I hadn’t had a boyfriend before. I’d been happy before. Why, then, was it so difficult being so far from Wolfie, when he sent me e-mails, talked to me on the phone at least once a week, and I knew he was coming back? For one thing, the way I’d lived before, staying in watching telly, surfing websites, eating vast quantities of Jaffa cakes, now seemed totally boring. But it was more than that. Scarier. I had more to worry about and more to lose. I was afraid that the separation might change him. He was really living now – going out and doing important and amazing things, meeting new people. While I was excited for him and loved hearing about it, how was I going to compete with that kind of excitement, and what was going to keep him in our dull, tiny town for the rest of the year? If I was the only thing keeping him here, would I be enough?

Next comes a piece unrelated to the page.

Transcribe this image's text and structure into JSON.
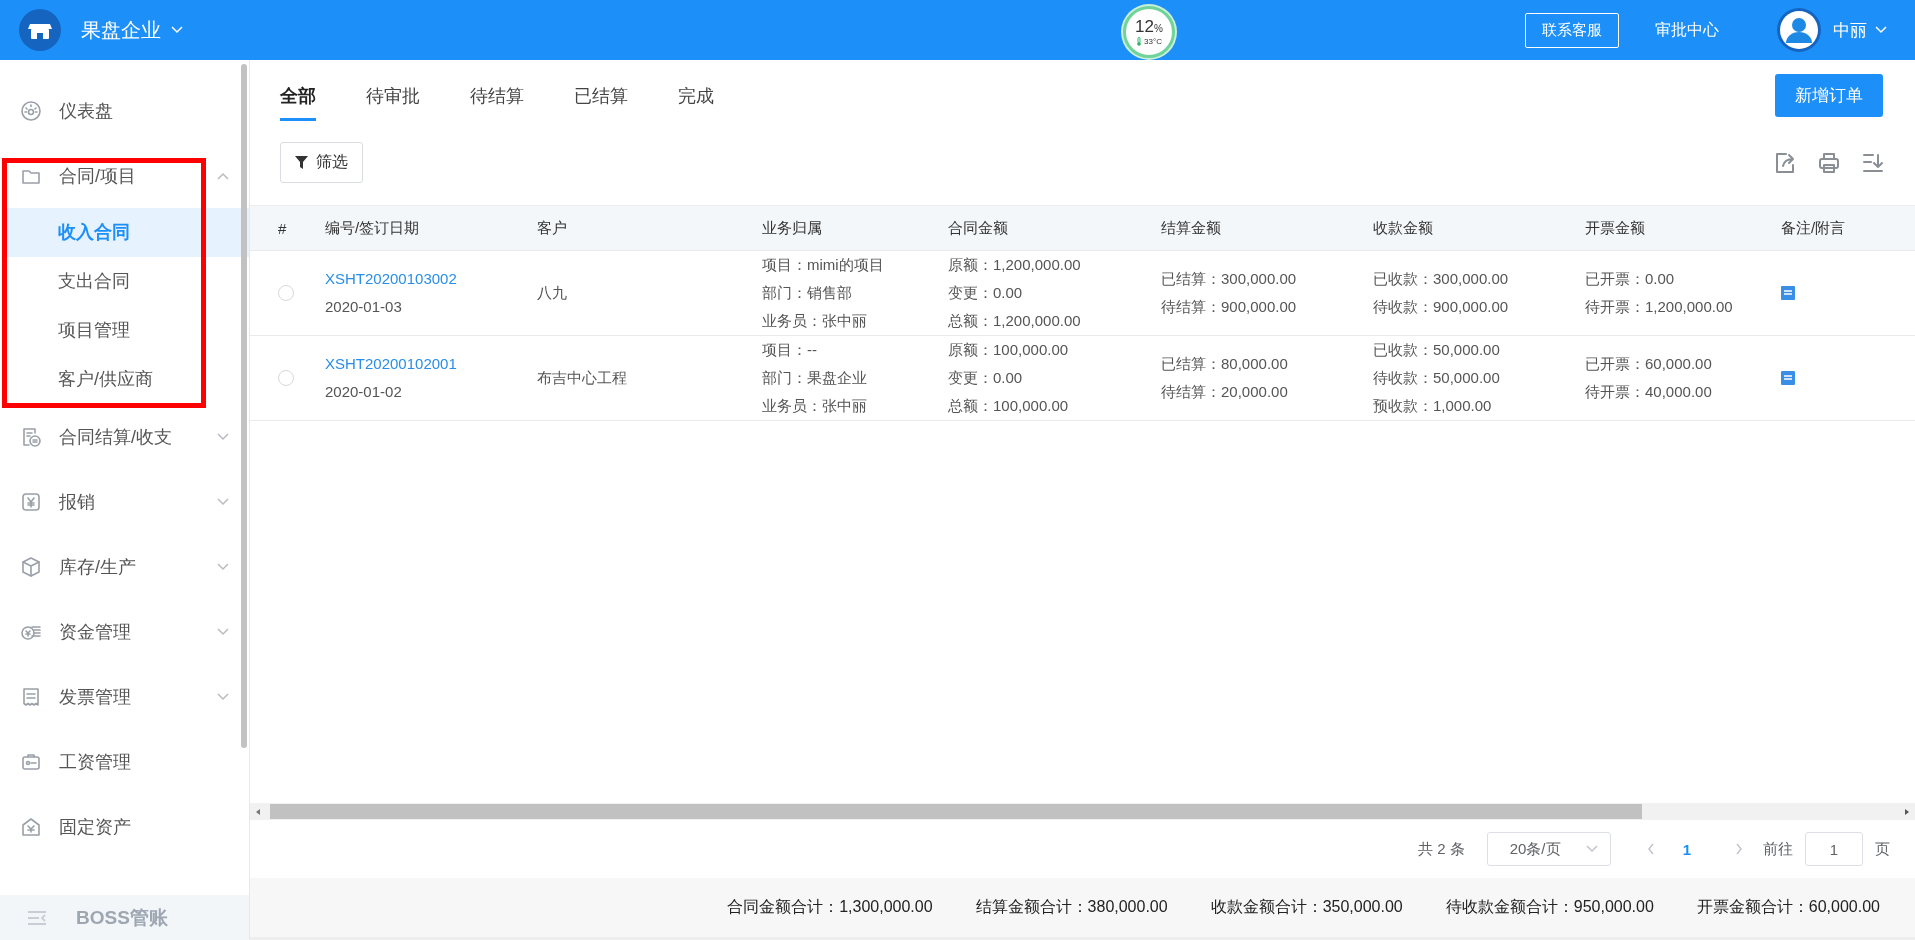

But it was summer, so it was impossible to be sad every day when the weather was so gorgeous. One day, Matty and I were lying in my back garden enjoying the sun. Matty said, ‘Remember when I told you love was the last thing we wanted, and then we both went straight out and got it.’
‘I know – it’s nuts. Have you changed your mind?’
‘Well, Jim’s in our year, so I’ve put off one of the problems for a couple of years.’
‘I think now that you’ve found Jim, you’ve put off all of the problems.’
Matty turned on to her stomach, and looked at me. ‘I think I was a bit addicted to worrying,’ she said. ‘It’s a bit unnerving, all this happiness. Jim never strops, he never tells me off, he never whines about me not giving him enough attention. Where’s the catch? He just makes everything easy, and I can’t see a time when he won’t.’